Un marteau pour les sorcières ne triche pas. Il s’agit bien d’un terrible réquisitoire contre l’Eglise et, plus largement, la société patriarcale marquée pas sa détestation et sa peur des femmes. Et derrière, la peur de se voir déposséder du pouvoir mais aussi d’accepter ses faiblesses, ses désirs et sa capacité à se remettre en cause. Dans ce contexte historique, qui, parait-il, n’est pas d’une totale exactitude mais parvient à générer un universalisme bienvenu, il est finalement plus confortable et rassurant d’envisager les femmes comme de potentielles sorcières dès qu’elles s’écartent de la place qui leur a été imposée. La deuxième lecture possible, évidente à la lumière de l’Histoire, et en prenant compte du statut du cinéaste, prend des allures d’allégories contre les régimes totalitaires, quels qu’ils soient puisque Otakar Vavra les a presque tous connus. La charge est d’une violence inouïe révélant la folie des hommes au pouvoir, sombrant dans l’abondance, l’excès. La figure de Bobling est volontairement hypertrophiée, pour mieux faire ressentir au spectateur le sentiment d’injustice, la frustration de se retrouver dans une impasse face à un monstre désespérément humain dans ses pires bassesses.

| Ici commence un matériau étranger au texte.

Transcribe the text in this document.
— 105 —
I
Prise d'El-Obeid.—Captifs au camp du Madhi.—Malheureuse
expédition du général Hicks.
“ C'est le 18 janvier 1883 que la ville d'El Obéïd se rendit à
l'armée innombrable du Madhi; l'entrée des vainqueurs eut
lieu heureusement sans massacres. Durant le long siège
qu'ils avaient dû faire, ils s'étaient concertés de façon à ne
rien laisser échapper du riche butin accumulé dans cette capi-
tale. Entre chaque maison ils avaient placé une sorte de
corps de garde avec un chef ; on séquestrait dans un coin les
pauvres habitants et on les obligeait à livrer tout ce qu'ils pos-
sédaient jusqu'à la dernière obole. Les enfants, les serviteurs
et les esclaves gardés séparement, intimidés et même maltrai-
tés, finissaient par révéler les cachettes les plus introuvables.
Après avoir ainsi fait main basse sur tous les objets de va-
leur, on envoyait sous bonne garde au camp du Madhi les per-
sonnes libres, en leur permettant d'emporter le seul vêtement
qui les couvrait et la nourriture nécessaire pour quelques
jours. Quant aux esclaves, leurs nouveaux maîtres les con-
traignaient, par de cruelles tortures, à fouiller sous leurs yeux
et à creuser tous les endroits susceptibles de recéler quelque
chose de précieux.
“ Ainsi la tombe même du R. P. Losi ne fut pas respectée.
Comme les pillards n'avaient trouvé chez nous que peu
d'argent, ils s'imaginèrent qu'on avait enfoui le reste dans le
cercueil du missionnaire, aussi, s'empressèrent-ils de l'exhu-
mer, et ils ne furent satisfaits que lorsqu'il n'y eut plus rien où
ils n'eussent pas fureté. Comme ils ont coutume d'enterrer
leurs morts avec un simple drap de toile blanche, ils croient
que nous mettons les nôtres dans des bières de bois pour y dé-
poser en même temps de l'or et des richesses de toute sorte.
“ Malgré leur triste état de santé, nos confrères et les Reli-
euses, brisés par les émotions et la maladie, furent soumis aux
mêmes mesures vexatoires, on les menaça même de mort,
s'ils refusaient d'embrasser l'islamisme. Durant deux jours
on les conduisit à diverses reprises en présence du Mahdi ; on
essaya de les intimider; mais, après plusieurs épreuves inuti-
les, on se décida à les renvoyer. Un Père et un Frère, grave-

Tourné en cinémascope dans un somptueux noir et blanc, dont les images possèdent une tessiture assez réaliste, proche de certaines photographies des années de guerre, loin de la dimension esthétiques et baroque du cinéma de genre, Un marteau pour les sorcières brille par sa mise en scène concise et rigoureuse, d’une cohérence absolue jusque dans la direction d’acteurs, volontairement raides, qui ne vous feront pas le plaisir d’afficher un seul sourire. Les séquences de tortures, filmées hors champ, laissent pourtant une forte impression par les choix du réalisateur de montrer en gros plans les plaies sur les pieds et les mains, s’attardant aussi sur les visages terrifiés. La position de Otakar Vavra est claire. Il décrit en monde en perdition, contaminé par le mal offrant une vision marquée par un athéisme profond doublé d’un désespoir absolu. Aucune lumière ne vient éclairer ce douloureux voyage au bout de l’Enfer, lucide et sans concession, très supérieur à La Marque du Diable tourné la même année sur un sujet plus que similaire.
Sortie chez Artus dans une très belle copie, l’édition combo DVD/Blu-Ray ne comporte aucun bonus si ce n’est un diaporama.